Some of us are depressed simply because we are lacking something achievable.
Some of us are depressed because we simply are. No direct cause. Nothing cut and dry.
We will live in this world and still feel the weight of our heart, but the manic attempt to fix ourselves, to mend the pain, leads to more mistakes. A vicious cycle. We forget we're human and strive to be the perfect human beings we admire or enjoy. We stripped their humanity in our perception, and then we crave the weightlessness of it, when we forget that gravity is not escapable.
As I said in the Cyndago chat, some people have a voice that tells them they're in pain or alone--it generally reminds us of the negative factors in our life that depreciate our mood. Even if we're entirely fulfilled, we still have that voice--it isn't on the [happiness|--------------|sadness] spectrum at all. It's an intrinsic part of us, it just gets quieter sometimes and louder other times. It drives some people to suicide in their happiest moments just the same as it does for those who are having a rough spot in their life. It's like a little void never meant to be filled, only understood.
It's the understanding part that takes the most of us.
I've had times where I yelled internally for it to shut up--the voice, that is--and it did. And yet to say it really is a voice is incorrect--it's my voice, talking to me. My own thoughts, and I refuse to cast them off into a pseudo-personality unless I use it for a concept for a character. It isn't correct to say it really is a voice, either--it isn't consisted of a lacking, or a hole. It's like a corrupted part of my psyche, a glitch in the system, a cancer I was born with that resides in the soul. I could romanticize it more, but it comes down to a deep sense of discomfort that attempts to simply be negative with any situation, and if you achieve something happy, it tries to claim you aren't being yourself. What is 'yourself', then?
The thing is, even if it says you aren't being yourself, you are. If you achieve something positive and it says you don't deserve it because you aren't that person, ignore it. It's false, a lie meant to keep you down where it seems to think you need to be. They say life is a struggle and all beings strive to keep that struggle going until their last breath--yet why do I, and others, have this... thing, inside us telling us to work against ourselves? Why does it think we're being untrue?

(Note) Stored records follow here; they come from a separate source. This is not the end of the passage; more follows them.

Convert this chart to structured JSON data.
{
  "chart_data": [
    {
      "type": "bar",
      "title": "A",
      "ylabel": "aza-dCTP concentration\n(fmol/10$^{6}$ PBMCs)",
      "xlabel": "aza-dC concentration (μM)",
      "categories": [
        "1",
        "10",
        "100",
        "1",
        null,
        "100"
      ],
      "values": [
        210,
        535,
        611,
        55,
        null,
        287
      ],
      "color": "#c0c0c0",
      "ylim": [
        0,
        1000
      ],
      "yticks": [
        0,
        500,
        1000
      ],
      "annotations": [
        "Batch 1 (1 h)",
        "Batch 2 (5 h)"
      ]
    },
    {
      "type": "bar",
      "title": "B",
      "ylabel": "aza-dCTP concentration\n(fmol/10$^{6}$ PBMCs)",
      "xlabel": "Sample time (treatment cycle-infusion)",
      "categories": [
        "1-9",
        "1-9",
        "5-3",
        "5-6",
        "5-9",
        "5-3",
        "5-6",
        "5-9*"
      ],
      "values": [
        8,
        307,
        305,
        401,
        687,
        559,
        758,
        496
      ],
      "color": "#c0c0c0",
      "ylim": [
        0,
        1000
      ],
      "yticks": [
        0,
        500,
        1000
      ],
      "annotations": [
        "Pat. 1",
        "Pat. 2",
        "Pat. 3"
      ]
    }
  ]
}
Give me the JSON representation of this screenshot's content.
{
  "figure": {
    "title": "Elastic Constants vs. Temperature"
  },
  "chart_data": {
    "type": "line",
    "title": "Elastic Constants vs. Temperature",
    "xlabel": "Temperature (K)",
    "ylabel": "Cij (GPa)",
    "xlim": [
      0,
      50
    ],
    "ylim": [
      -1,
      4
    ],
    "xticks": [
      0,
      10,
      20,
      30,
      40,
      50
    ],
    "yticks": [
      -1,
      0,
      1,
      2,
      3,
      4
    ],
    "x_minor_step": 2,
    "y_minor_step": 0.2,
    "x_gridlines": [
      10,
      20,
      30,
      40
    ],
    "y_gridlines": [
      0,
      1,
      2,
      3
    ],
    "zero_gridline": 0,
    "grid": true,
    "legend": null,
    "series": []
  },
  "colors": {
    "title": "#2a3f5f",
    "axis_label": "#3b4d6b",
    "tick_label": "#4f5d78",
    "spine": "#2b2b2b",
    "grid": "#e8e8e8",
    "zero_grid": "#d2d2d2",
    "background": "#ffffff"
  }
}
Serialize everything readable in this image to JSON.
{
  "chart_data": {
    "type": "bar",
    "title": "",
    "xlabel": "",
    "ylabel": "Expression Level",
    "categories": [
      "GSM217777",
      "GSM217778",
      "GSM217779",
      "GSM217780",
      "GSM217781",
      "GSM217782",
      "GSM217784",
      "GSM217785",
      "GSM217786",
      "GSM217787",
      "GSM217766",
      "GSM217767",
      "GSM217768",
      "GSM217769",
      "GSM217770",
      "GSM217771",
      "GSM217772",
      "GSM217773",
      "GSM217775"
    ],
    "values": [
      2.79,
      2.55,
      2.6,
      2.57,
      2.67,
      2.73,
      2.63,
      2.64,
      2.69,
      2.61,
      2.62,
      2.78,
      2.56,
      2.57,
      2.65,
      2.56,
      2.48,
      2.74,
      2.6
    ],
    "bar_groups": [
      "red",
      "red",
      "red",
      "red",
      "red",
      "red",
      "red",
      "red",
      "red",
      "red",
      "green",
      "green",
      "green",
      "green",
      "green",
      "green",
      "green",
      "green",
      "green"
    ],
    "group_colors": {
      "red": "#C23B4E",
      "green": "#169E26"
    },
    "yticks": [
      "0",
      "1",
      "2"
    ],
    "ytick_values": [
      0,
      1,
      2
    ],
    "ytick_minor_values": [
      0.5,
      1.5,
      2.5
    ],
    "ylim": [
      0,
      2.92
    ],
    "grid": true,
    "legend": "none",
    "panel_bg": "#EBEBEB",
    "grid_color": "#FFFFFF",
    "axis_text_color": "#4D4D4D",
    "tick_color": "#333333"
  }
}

This I can't answer. I don't know if there is an answer at all, and I don't feel good sticking something in there. The closest I can come up with is that we feel detached socially. I tend to detach myself from my emotions--I laugh even when I cry, I claim I don't know why I'm crying, because I don't feel it. My body just... reacts to what I bury down deep. If I'm entirely by myself, then and only then do I really sense my emotions. I suppose this is why I hate being alone despite the whole detachment thing--people keep me centered to a more functional state where the whole emotion thing doesn't overwhelm me. And yet this proliferates the detachment issue, reaffirming it, but it is absolutely necessary for me to do to live.
I can't erase the negative emotions.
And I can't give into them, either.
The struggle we of the voice have to endure is knowing that we'll face this our whole lives, and we have to achieve peace with it. In the past year, I actually managed that. This is just... me. No blame to anything or anyone. The best thing for me to do is find things to really enjoy myself and my place.
...I apologize if this is all nonsense to anybody, I'm a bit impractical in how my mind wanders down these routes.